In the middle of July, U.S. President Donald Trump issued an executive order on homelessness in America. Many Americans have expressed frustration with the order, but now some individuals are living in fear.
On July 24, Trump signed an executive order to take homeless people off the streets because of the idea of crime and disorder. The order states that people without a house are mentally challenged or addicted to drugs, and the government has failed programs to address the issue. So to get the houseless people off the streets, they will use civil commitment to restore public order.
This policy is affecting Holden Mitchell Rester, a student at Delgado Community College who is going through homelessness. Rester is dealing with being homeless, independent, and a student, and with this policy, he can be aggressively taken off the street and forced to have a psychiatric evaluation.
“Trump’s new federal homelessness policy makes people like me invisible or criminalized. It focuses on clearing encampments and punishing unhoused people rather than creating long-term solutions like education-based housing. My situation shows how damaging this approach is. I’m not part of an encampment, I sleep on a park bench in City Park, under the radar.

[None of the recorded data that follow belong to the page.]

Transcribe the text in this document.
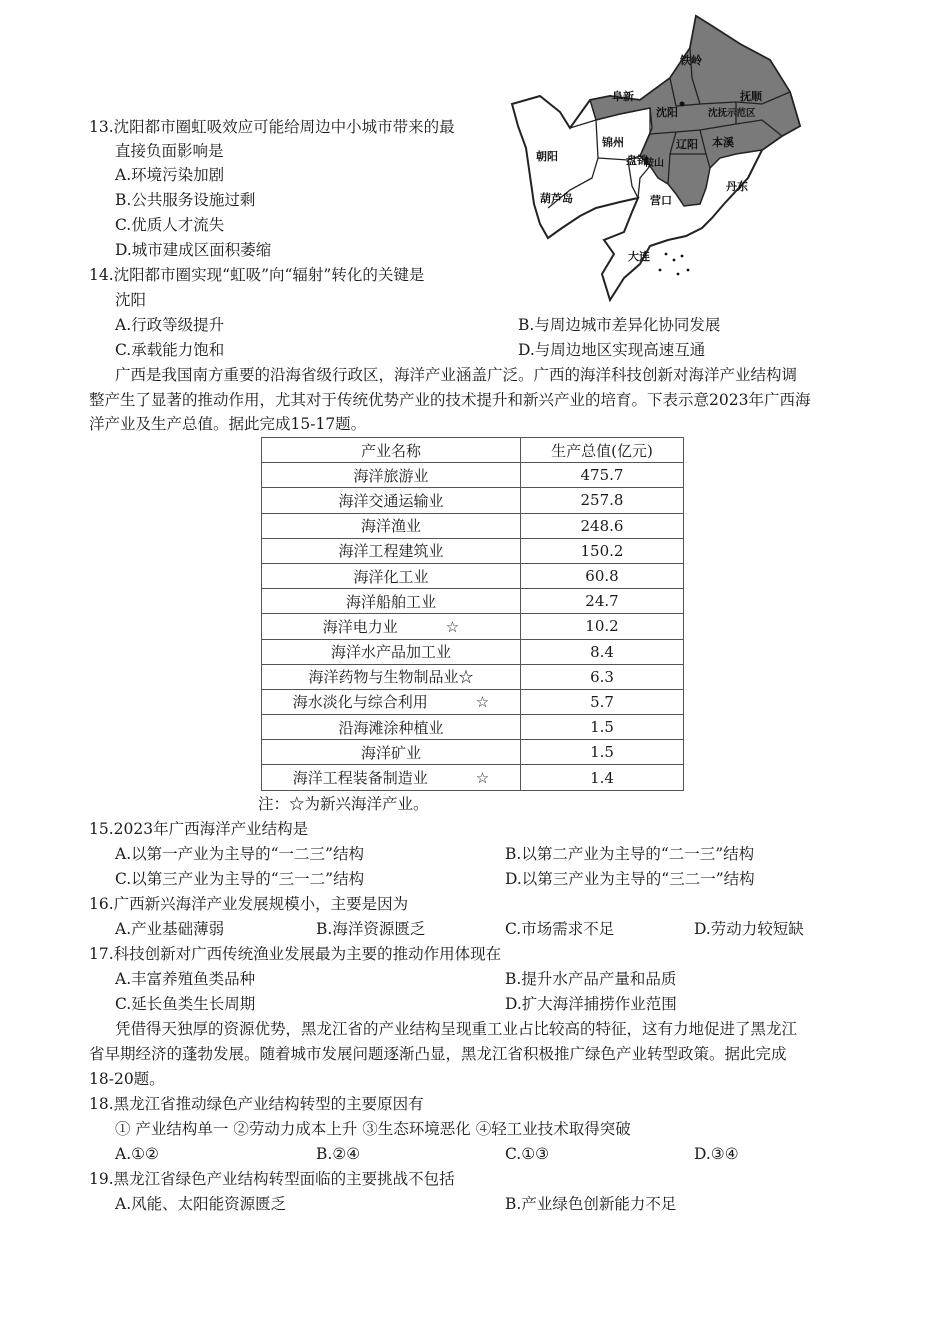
铁岭
阜新	抚顺
沈阳	沈抚示范区
锦州	辽阳 本溪
朝阳	盘锦
鞍山
丹东
葫芦岛	营口
大连
13.沈阳都市圈虹吸效应可能给周边中小城市带来的最
直接负面影响是
A.环境污染加剧
B.公共服务设施过剩
C.优质人才流失
D.城市建成区面积萎缩
14.沈阳都市圈实现“虹吸”向“辐射”转化的关键是
沈阳
A.行政等级提升	B.与周边城市差异化协同发展
C.承载能力饱和	D.与周边地区实现高速互通
广西是我国南方重要的沿海省级行政区，海洋产业涵盖广泛。广西的海洋科技创新对海洋产业结构调
整产生了显著的推动作用，尤其对于传统优势产业的技术提升和新兴产业的培育。下表示意2023年广西海
洋产业及生产总值。据此完成15-17题。
产业名称	生产总值(亿元)
海洋旅游业	475.7
海洋交通运输业	257.8
海洋渔业	248.6
海洋工程建筑业	150.2
海洋化工业	60.8
海洋船舶工业	24.7
海洋电力业 ☆	10.2
海洋水产品加工业	8.4
海洋药物与生物制品业☆	6.3
海水淡化与综合利用 ☆	5.7
沿海滩涂种植业	1.5
海洋矿业	1.5
海洋工程装备制造业 ☆	1.4
注：☆为新兴海洋产业。
15.2023年广西海洋产业结构是
A.以第一产业为主导的“一二三”结构	B.以第二产业为主导的“二一三”结构
C.以第三产业为主导的“三一二”结构	D.以第三产业为主导的“三二一”结构
16.广西新兴海洋产业发展规模小，主要是因为
A.产业基础薄弱	B.海洋资源匮乏	C.市场需求不足	D.劳动力较短缺
17.科技创新对广西传统渔业发展最为主要的推动作用体现在
A.丰富养殖鱼类品种	B.提升水产品产量和品质
C.延长鱼类生长周期	D.扩大海洋捕捞作业范围
凭借得天独厚的资源优势，黑龙江省的产业结构呈现重工业占比较高的特征，这有力地促进了黑龙江
省早期经济的蓬勃发展。随着城市发展问题逐渐凸显，黑龙江省积极推广绿色产业转型政策。据此完成
18-20题。
18.黑龙江省推动绿色产业结构转型的主要原因有
① 产业结构单一 ②劳动力成本上升 ③生态环境恶化 ④轻工业技术取得突破
A.①②	B.②④	C.①③	D.③④
19.黑龙江省绿色产业结构转型面临的主要挑战不包括
A.风能、太阳能资源匮乏	B.产业绿色创新能力不足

I’m not disruptive or unsafe, yet under Trump’s plan, people like me could be pushed further into danger instead of being supported with stable housing or opportunities to rebuild,” Rester said.
Rester was discharged from Covenant House New Orleans in July, right at the start of the order being implemented.
Rester’s living conditions are not the best, but he gets by staying unnoticed.
“Unlike many, people don’t always recognize I’m unhoused because I’m young and carry myself with dignity. Some assume I “get away with it” because of privilege, but the reality is I’ve simply learned how to stay under the radar,” Rester said.
However, he persevered through it all with his legal activism by filing a lawsuit against Covenant House for unexpectedly discharging him. He also filed a lawsuit against the United States Justice Department to expose corruption and hold institutions accountable, to rewrite the future. He is interested in journalism and is going to Full Sail University to study media communication.
“I’m building a life’s work that blends investigative journalism, public interest law, spiritual strategy, and trauma-informed movement building. I’ve survived foster care, institutional betrayal, homelessness, and chronic illness (recently confirmed with inflammatory bowel disease and sclerosing mesenteritis). Instead of breaking me, it sharpened me,” Rester said.
Rester expresses what inspired him to go into journalism and how he wants to be a sovereignty architect to bring truth and justice to the system we live in here in America.